De que modo um hermeneuta pode concluir que “onde está escrito ‘ações contra o CNJ’ não se incluem ações ordinárias, apenas as mandamentais”? Trata-se de um caso de jurisdição contra a Constituição? Com toda a vênia, essa interpretação do STF compromete a ossatura do texto constitucional, a lógica do sistema constitucional, além de quebrar a ordem e a hierarquia constitucionalmente prevista no artigo 103-B.

Por fim, é incorreto também o argumento do STF que o levou à conclusão para declinar a competência, isto é, como o CNJ não é pessoa jurídica de direito público, a União Federal responde por ele e a União responde no primeiro grau, não no STF.

Mas, ainda não estou satisfeito. Veja-se o surrealismo que isso acima relatado gera: ao invés de entrar com Mandado de Segurança contra o CNJ, o interessado entra com Ação Ordinária, que estaria na competência da Justiça Federal de primeiro grau, segundo esse entendimento do STF. Daí o paradoxo (e paradoxos são coisas das quais não se pode sair): o CNJ que é órgão de cúpula, julga até ministros do STJ e, a vingar a tese do STF, tem seus atos sujeitos à fiscalização de juiz de primeiro grau! E aí vem a consequência: o fiscalizador é julgado pelo fiscalizado.

Imaginemos a decisão do Corregedor Geral de Justiça — que é ministro do STJ — que foi referendada pelo Plenário do CNJ e que determina o afastamento de um presidente de Tribunal de Justiça por improbidade ou ainda o caso de um Tribunal da Federação — no caso, o do Paraná — em que o CNJ proibiu o referido TJ de repassar o dinheiro dos fundos depositados para o Governo do Estado.

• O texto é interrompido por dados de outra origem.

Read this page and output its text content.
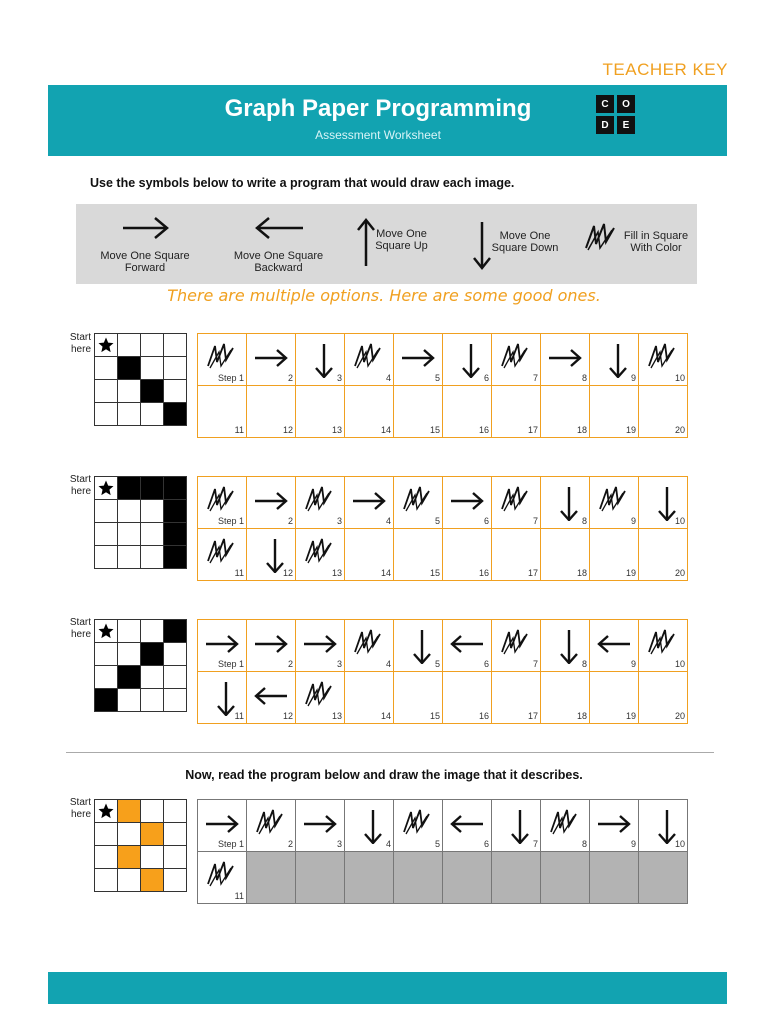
TEACHER KEY
Graph Paper Programming
Assessment Worksheet
C	O
D	E
Use the symbols below to write a program that would draw each image.
Move One Square Forward
Move One Square Backward
Move One Square Up
Move One Square Down
Fill in Square With Color
There are multiple options. Here are some good ones.
Start here
Step 1	2	3	4	5	6	7	8	9	10
11	12	13	14	15	16	17	18	19	20
Start here
Step 1	2	3	4	5	6	7	8	9	10
11	12	13	14	15	16	17	18	19	20
Start here
Step 1	2	3	4	5	6	7	8	9	10
11	12	13	14	15	16	17	18	19	20
Now, read the program below and draw the image that it describes.
Start here
Step 1	2	3	4	5	6	7	8	9	10
11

A jurisdição é do primeiro grau?

Por que o STF não fala da Constituição?
Ao que se pode alcançar em termos de pesquisa sobre a tese (discussão) em pauta, tem-se que os ministros Marco Aurélio (veja-se a ainda não julgada AO 1.814), Gilmar Mendes, Joaquim Barbosa e Luiz Fux (os três primeiros não estavam presentes na decisão do AR ora sob comento) posicionam-se pela não declinação de competência. São, portanto, minoria. No caso da ministra Cármen Lúcia, ela votou pela incompetência do STF, mas posteriormente, mudou de posição dizendo que era competente na Recl 15.551-GO (proferida em 10 de fevereiro de 2014) e depois alterou novamente sua posição. A posição mais contundente pela competência do STF é a do ministro Gilmar Mendes, que pode ser lida em seu voto na decisão do RE 744.590, julgado em 21 de junho de 2013.

De todo modo, penso que a nossa Suprema Corte poderia se fixar mais na discussão sobre os limites da dicção do texto constitucional. Claro que o texto não é tudo. Mas também não pode ser um nada.

Os limites da interpretação e a democracia
O caso acima relatado pode até não ser relevante na sua leitura individual e solitária. Mas seu aspecto simbólico é transcendente. Real por excelência, simbólico na sua “essência”, diria Castoriadis.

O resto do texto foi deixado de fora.